ReleaseNotary

ReleaseNotary security model

ReleaseNotary is built for review evidence that may include private product behavior. The public marketing site is crawlable; hosted packets, dashboard routes, API routes, and private artifacts remain outside the public crawl surface.

Redaction by default

ReleaseNotary detects and redacts secrets, PII, and token-like values before durable packet artifacts are written.

Private packet access

Hosted packet pages and artifacts stay private by default and are scoped to the owning review path.

No durable signed access URLs

ReleaseNotary avoids durable signed packet links; proof artifacts must not store rn_access URLs or tokens.

Project API keys

Project-scoped API keys keep packet upload and read access bounded to one project and can be revoked.

Audit trail

Runs, packet reads, artifact reads, capture activity, API access, and retention actions emit bounded audit events.

Security questions

Clear boundaries between the crawlable product explanation and private release proof.

Are ReleaseNotary public pages crawlable?

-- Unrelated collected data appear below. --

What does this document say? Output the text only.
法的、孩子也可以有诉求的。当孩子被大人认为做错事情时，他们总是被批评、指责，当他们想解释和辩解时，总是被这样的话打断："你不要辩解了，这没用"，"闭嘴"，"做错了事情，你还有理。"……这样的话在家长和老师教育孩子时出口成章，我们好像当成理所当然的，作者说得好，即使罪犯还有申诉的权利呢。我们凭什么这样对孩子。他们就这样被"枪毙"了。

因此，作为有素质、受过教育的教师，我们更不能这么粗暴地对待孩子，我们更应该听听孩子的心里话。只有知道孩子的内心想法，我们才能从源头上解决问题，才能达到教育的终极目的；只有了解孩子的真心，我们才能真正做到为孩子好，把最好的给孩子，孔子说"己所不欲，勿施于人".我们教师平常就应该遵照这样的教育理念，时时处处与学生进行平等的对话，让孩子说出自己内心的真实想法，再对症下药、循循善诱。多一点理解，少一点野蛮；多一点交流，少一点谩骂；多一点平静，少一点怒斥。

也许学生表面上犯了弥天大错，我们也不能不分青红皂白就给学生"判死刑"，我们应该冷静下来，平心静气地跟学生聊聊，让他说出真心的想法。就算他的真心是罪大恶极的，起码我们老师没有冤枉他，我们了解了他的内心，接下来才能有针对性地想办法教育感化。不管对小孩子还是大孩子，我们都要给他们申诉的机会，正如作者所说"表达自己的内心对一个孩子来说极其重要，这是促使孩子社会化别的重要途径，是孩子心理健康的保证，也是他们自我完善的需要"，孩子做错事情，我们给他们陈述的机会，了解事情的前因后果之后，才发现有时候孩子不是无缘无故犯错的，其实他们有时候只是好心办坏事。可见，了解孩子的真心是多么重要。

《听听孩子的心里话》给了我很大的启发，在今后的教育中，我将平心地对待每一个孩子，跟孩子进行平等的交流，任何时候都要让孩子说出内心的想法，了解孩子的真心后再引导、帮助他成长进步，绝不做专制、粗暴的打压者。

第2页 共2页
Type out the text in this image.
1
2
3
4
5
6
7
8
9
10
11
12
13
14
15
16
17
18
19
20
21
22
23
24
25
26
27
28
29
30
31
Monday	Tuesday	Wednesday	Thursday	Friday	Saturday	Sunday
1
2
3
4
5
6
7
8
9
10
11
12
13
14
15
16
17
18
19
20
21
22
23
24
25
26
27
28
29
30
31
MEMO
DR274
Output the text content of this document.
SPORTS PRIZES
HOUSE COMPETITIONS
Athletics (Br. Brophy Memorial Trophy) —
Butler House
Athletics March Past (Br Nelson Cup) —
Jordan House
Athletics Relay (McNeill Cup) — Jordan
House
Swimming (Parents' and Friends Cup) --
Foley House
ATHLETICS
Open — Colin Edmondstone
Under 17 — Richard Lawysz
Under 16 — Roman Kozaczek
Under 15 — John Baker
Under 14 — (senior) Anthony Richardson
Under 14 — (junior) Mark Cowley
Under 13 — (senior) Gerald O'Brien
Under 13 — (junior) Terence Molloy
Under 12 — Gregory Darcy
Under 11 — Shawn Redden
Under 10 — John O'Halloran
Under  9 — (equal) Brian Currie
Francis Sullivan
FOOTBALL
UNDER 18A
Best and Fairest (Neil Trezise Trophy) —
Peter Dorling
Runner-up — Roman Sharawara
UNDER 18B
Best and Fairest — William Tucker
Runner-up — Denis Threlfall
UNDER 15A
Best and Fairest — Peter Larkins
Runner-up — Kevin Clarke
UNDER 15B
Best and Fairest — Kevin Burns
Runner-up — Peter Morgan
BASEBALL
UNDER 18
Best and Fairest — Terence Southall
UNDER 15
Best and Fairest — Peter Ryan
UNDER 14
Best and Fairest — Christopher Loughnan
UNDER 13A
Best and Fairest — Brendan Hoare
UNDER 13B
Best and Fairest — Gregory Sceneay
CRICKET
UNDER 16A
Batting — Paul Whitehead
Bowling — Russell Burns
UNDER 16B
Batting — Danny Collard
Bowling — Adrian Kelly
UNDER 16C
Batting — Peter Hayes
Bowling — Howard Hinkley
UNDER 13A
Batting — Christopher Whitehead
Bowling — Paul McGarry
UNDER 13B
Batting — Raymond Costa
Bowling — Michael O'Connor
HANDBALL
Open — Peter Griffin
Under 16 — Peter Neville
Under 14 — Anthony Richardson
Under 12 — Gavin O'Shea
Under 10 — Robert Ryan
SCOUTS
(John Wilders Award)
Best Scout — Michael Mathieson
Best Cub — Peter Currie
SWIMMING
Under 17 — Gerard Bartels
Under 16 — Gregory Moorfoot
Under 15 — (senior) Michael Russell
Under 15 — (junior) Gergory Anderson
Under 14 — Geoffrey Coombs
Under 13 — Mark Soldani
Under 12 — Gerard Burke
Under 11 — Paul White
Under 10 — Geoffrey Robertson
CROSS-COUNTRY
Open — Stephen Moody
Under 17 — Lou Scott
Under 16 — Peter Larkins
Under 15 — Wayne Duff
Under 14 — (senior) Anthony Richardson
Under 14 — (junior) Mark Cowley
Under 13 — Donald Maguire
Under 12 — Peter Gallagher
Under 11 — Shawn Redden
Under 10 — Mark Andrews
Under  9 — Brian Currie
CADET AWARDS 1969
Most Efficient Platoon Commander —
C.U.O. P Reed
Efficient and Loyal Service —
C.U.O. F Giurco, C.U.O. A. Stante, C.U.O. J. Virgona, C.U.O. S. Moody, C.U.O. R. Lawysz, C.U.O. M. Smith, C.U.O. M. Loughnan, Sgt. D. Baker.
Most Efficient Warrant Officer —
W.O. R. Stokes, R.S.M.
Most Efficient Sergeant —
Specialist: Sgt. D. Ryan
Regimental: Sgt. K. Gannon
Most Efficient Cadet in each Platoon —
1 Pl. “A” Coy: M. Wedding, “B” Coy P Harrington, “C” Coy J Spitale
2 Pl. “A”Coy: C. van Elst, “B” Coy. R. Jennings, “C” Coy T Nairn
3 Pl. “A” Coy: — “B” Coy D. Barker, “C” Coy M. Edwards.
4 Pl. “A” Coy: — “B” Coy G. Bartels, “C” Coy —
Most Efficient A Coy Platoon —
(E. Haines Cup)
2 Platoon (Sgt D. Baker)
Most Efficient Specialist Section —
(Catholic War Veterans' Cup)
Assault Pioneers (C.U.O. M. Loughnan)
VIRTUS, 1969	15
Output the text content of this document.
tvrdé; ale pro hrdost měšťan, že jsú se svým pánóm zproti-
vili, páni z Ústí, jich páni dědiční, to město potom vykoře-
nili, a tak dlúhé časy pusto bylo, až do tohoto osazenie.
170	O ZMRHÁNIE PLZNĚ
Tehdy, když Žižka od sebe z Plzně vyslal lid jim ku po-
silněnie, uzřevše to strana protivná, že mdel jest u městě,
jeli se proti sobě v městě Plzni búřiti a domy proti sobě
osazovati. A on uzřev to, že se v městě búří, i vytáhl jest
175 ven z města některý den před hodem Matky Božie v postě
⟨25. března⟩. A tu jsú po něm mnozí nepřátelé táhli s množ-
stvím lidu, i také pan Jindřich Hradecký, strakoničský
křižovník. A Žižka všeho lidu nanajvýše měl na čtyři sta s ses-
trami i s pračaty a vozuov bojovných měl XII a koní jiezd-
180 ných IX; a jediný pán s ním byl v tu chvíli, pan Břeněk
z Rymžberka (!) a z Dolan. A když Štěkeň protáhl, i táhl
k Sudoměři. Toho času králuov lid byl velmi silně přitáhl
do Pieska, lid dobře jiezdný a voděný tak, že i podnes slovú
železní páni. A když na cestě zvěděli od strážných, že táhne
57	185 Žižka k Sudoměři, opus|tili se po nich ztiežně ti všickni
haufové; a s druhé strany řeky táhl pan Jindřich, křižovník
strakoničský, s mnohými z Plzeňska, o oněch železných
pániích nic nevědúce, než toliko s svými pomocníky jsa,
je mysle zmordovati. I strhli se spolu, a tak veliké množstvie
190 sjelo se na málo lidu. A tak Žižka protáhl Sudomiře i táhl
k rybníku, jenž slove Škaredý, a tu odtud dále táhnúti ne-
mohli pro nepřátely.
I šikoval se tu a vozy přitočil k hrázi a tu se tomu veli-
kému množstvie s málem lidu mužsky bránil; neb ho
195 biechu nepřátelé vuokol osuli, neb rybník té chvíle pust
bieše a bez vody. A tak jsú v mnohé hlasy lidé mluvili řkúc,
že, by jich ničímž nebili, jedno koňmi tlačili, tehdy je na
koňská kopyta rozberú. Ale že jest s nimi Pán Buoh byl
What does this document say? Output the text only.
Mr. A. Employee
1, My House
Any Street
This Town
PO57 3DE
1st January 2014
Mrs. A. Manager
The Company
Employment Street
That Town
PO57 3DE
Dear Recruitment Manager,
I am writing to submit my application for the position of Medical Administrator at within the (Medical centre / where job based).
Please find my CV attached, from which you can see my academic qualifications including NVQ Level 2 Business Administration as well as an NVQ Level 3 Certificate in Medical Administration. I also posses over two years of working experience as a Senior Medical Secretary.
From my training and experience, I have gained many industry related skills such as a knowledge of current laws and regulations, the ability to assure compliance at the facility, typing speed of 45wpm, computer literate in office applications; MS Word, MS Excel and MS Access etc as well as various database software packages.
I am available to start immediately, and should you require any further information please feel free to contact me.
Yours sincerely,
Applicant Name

Yes. The public marketing pages, pricing page, machine-readable pricing file, llms.txt, sitemap, and source citations are crawlable so buyers and answer engines can understand the product. Private hosted packets, dashboard routes, API routes, and artifacts remain outside the public crawl surface.

Are ReleaseNotary packets public by default?

No. Hosted packet pages and evidence artifacts are private by default and scoped to the customer review path. ReleaseNotary avoids durable signed packet links in proof artifacts, redacts sensitive values before durable writes, and keeps packet access bounded through project and org-level controls.

How does ReleaseNotary protect captured evidence?

ReleaseNotary protects captured evidence with redaction defaults, private artifact handling, project-scoped API keys, bounded audit events, retention controls, and rules against persisting rn_access URLs or sensitive tokens in durable logs, packets, PR comments, or reports.

Public pages are crawlable. Packet evidence is not.

The SEO surface explains the product. The product evidence surface keeps packet and artifact access bounded to the customer review path.